Dans le cœur des Vietnamiens, certains plats populaires lui sont particulièrement chers. Parmi ceux-là, le bún riêu cua, une merveilleuse soupe de vermicelles de riz (bún) légèrement acide (riêu) au crabe (cua), est apprécié de tous pour la saveur fine et exquise typique du petit crabe d’eau douce frais (cua đồng, crabe des champs ou crabe de rizière).
Originaire du nord du Vietnam, le bún riêu cua est l’une des soupes emblématiques de cette région. Le ramassage des petits crabes des rizières se faisant en été, ce plat est souvent associé à une soupe d’été. Dans le sud, ce plat connaît également une forte popularité et se déguste toute l’année (le climat est plus chaud et constant). Il existe par ailleurs aujourd’hui des élevages de crabes de rizière en milieu naturel, dans le delta du Mékong.

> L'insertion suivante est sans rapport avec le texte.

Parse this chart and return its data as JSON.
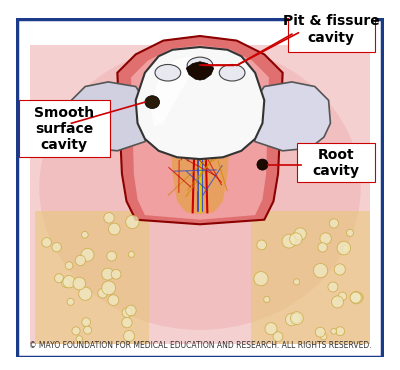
{
  "background_color": "#ffffff",
  "border_color": "#1a3a8a",
  "fig_width": 4.0,
  "fig_height": 3.7,
  "dpi": 100,
  "labels": {
    "pit_fissure": "Pit & fissure\ncavity",
    "smooth_surface": "Smooth\nsurface\ncavity",
    "root_cavity": "Root\ncavity"
  },
  "copyright": "© MAYO FOUNDATION FOR MEDICAL EDUCATION AND RESEARCH. ALL RIGHTS RESERVED.",
  "label_fontsize": 10,
  "copyright_fontsize": 5.5,
  "annotation_color": "#cc0000",
  "label_text_color": "#000000",
  "label_box_color": "#ffffff",
  "label_box_edge": "#cc0000"
}
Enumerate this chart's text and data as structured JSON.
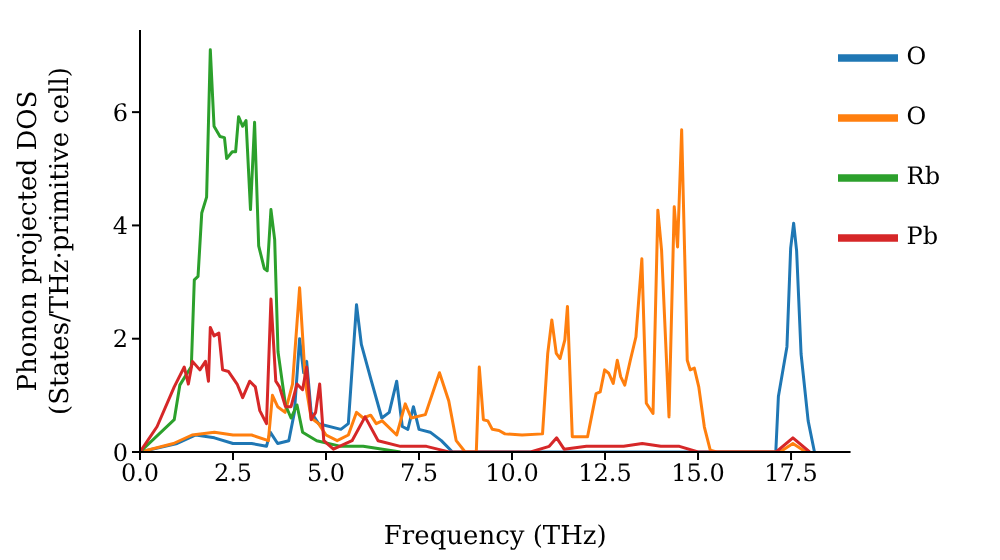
{
  "chart_data": {
    "type": "line",
    "xlabel": "Frequency (THz)",
    "ylabel": "Phonon projected DOS\n(States/THz·primitive cell)",
    "xlim": [
      0,
      19.1
    ],
    "xticks": [
      {
        "value": 0,
        "label": "0.0"
      },
      2.5,
      {
        "value": 5,
        "label": "5.0"
      },
      7.5,
      {
        "value": 10,
        "label": "10.0"
      },
      12.5,
      {
        "value": 15,
        "label": "15.0"
      },
      17.5
    ],
    "ylim": [
      0,
      7.45
    ],
    "yticks": [
      0,
      2,
      4,
      6
    ],
    "grid": false,
    "legend": "top right",
    "marker": "none",
    "line_style": "solid",
    "series": [
      {
        "name": "O",
        "color": "#1f77b4",
        "x": [
          0,
          1,
          1.5,
          2,
          2.5,
          3,
          3.4,
          3.5,
          3.7,
          4.0,
          4.15,
          4.29,
          4.4,
          4.48,
          4.6,
          4.8,
          5.4,
          5.6,
          5.82,
          5.95,
          6.2,
          6.5,
          6.7,
          6.9,
          7.05,
          7.2,
          7.35,
          7.5,
          7.8,
          8.1,
          8.4,
          17.09,
          17.16,
          17.39,
          17.49,
          17.57,
          17.65,
          17.77,
          17.96,
          18.13
        ],
        "values": [
          0,
          0.15,
          0.3,
          0.25,
          0.15,
          0.15,
          0.1,
          0.35,
          0.15,
          0.2,
          0.7,
          2.0,
          1.4,
          1.6,
          0.7,
          0.5,
          0.4,
          0.5,
          2.6,
          1.9,
          1.3,
          0.6,
          0.7,
          1.25,
          0.45,
          0.4,
          0.8,
          0.4,
          0.35,
          0.2,
          0,
          0,
          0.98,
          1.86,
          3.6,
          4.04,
          3.55,
          1.73,
          0.55,
          0
        ]
      },
      {
        "name": "O",
        "color": "#ff7f0e",
        "x": [
          0,
          0.9,
          1.4,
          2.0,
          2.5,
          3.0,
          3.45,
          3.56,
          3.7,
          3.9,
          4.1,
          4.29,
          4.45,
          4.6,
          4.8,
          5.0,
          5.3,
          5.6,
          5.82,
          6.0,
          6.2,
          6.35,
          6.51,
          6.9,
          7.13,
          7.29,
          7.67,
          8.05,
          8.3,
          8.5,
          8.74,
          9.04,
          9.12,
          9.23,
          9.35,
          9.47,
          9.65,
          9.81,
          10.27,
          10.82,
          10.96,
          11.07,
          11.19,
          11.29,
          11.42,
          11.49,
          11.62,
          12.03,
          12.26,
          12.37,
          12.49,
          12.6,
          12.72,
          12.83,
          12.92,
          13.03,
          13.18,
          13.33,
          13.49,
          13.61,
          13.79,
          13.92,
          14.02,
          14.22,
          14.36,
          14.45,
          14.56,
          14.71,
          14.79,
          14.9,
          15.02,
          15.17,
          15.33,
          15.5,
          17.2,
          17.55,
          17.9
        ],
        "values": [
          0,
          0.15,
          0.3,
          0.35,
          0.3,
          0.3,
          0.2,
          1.0,
          0.8,
          0.7,
          1.2,
          2.9,
          1.2,
          0.6,
          0.5,
          0.3,
          0.2,
          0.3,
          0.7,
          0.6,
          0.65,
          0.5,
          0.55,
          0.3,
          0.85,
          0.6,
          0.66,
          1.4,
          0.9,
          0.2,
          0,
          0,
          1.5,
          0.57,
          0.55,
          0.4,
          0.38,
          0.32,
          0.3,
          0.32,
          1.74,
          2.33,
          1.74,
          1.65,
          1.98,
          2.57,
          0.27,
          0.27,
          1.03,
          1.06,
          1.45,
          1.39,
          1.21,
          1.62,
          1.33,
          1.18,
          1.62,
          2.03,
          3.41,
          0.86,
          0.68,
          4.27,
          3.56,
          0.62,
          4.33,
          3.62,
          5.69,
          1.62,
          1.45,
          1.48,
          1.15,
          0.44,
          0.03,
          0,
          0,
          0.15,
          0
        ]
      },
      {
        "name": "Rb",
        "color": "#2ca02c",
        "x": [
          0,
          0.92,
          1.07,
          1.38,
          1.46,
          1.56,
          1.66,
          1.79,
          1.89,
          1.99,
          2.15,
          2.27,
          2.33,
          2.48,
          2.57,
          2.65,
          2.76,
          2.85,
          2.97,
          3.08,
          3.19,
          3.34,
          3.42,
          3.52,
          3.62,
          3.71,
          3.91,
          4.06,
          4.22,
          4.37,
          4.75,
          5.4,
          6.0,
          7.0
        ],
        "values": [
          0,
          0.57,
          1.18,
          1.51,
          3.04,
          3.1,
          4.22,
          4.5,
          7.1,
          5.75,
          5.57,
          5.55,
          5.18,
          5.3,
          5.3,
          5.92,
          5.75,
          5.85,
          4.28,
          5.82,
          3.64,
          3.24,
          3.2,
          4.28,
          3.75,
          1.77,
          0.83,
          0.6,
          0.83,
          0.35,
          0.2,
          0.1,
          0.1,
          0
        ]
      },
      {
        "name": "Pb",
        "color": "#d62728",
        "x": [
          0,
          0.46,
          0.92,
          1.19,
          1.3,
          1.41,
          1.61,
          1.76,
          1.84,
          1.89,
          1.99,
          2.12,
          2.22,
          2.38,
          2.61,
          2.76,
          2.95,
          3.1,
          3.22,
          3.4,
          3.52,
          3.65,
          3.75,
          3.91,
          4.06,
          4.22,
          4.37,
          4.48,
          4.6,
          4.72,
          4.83,
          4.94,
          5.2,
          5.7,
          6.05,
          6.4,
          7.0,
          7.7,
          8.0,
          8.3,
          10.5,
          11.0,
          11.2,
          11.4,
          12.0,
          13.0,
          13.5,
          14.0,
          14.5,
          15.0,
          17.1,
          17.55,
          18.0
        ],
        "values": [
          0,
          0.45,
          1.15,
          1.5,
          1.2,
          1.6,
          1.45,
          1.6,
          1.25,
          2.2,
          2.05,
          2.1,
          1.45,
          1.42,
          1.2,
          0.96,
          1.25,
          1.15,
          0.73,
          0.5,
          2.7,
          1.25,
          1.15,
          0.8,
          0.8,
          1.2,
          1.1,
          1.5,
          0.57,
          0.7,
          1.2,
          0.2,
          0.05,
          0.2,
          0.62,
          0.2,
          0.1,
          0.1,
          0.05,
          0,
          0,
          0.1,
          0.25,
          0.05,
          0.1,
          0.1,
          0.15,
          0.1,
          0.1,
          0,
          0,
          0.25,
          0
        ]
      }
    ]
  }
}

Traditionnellement dans le nord, ce plat est assez sobre : une portion de vermicelles de riz, de la chair de crabes de rizière, quelques quartiers de tomates, des dés tofu frit et dans le bouillon, un peu de jus de riz fermenté (giấm bổng ou mẻ) pour lui donner un goût un peu acide. Tandis que dans le sud du pays où l’on aime l’abondance dans les plats, le bún riêu cua est plus richement garni, avec l’ajout du porc haché, des morceaux de porc (travers, abats,…), de tranches de mortadelle vietnamienne, des cubes de sang bouilli de porc, des crevettes séchées et l’eau de tamarin remplace le traditionnel « vinaigre » ou jus de riz fermenté. Cette version du sud est celle que l’on trouve dans les restaurants en France.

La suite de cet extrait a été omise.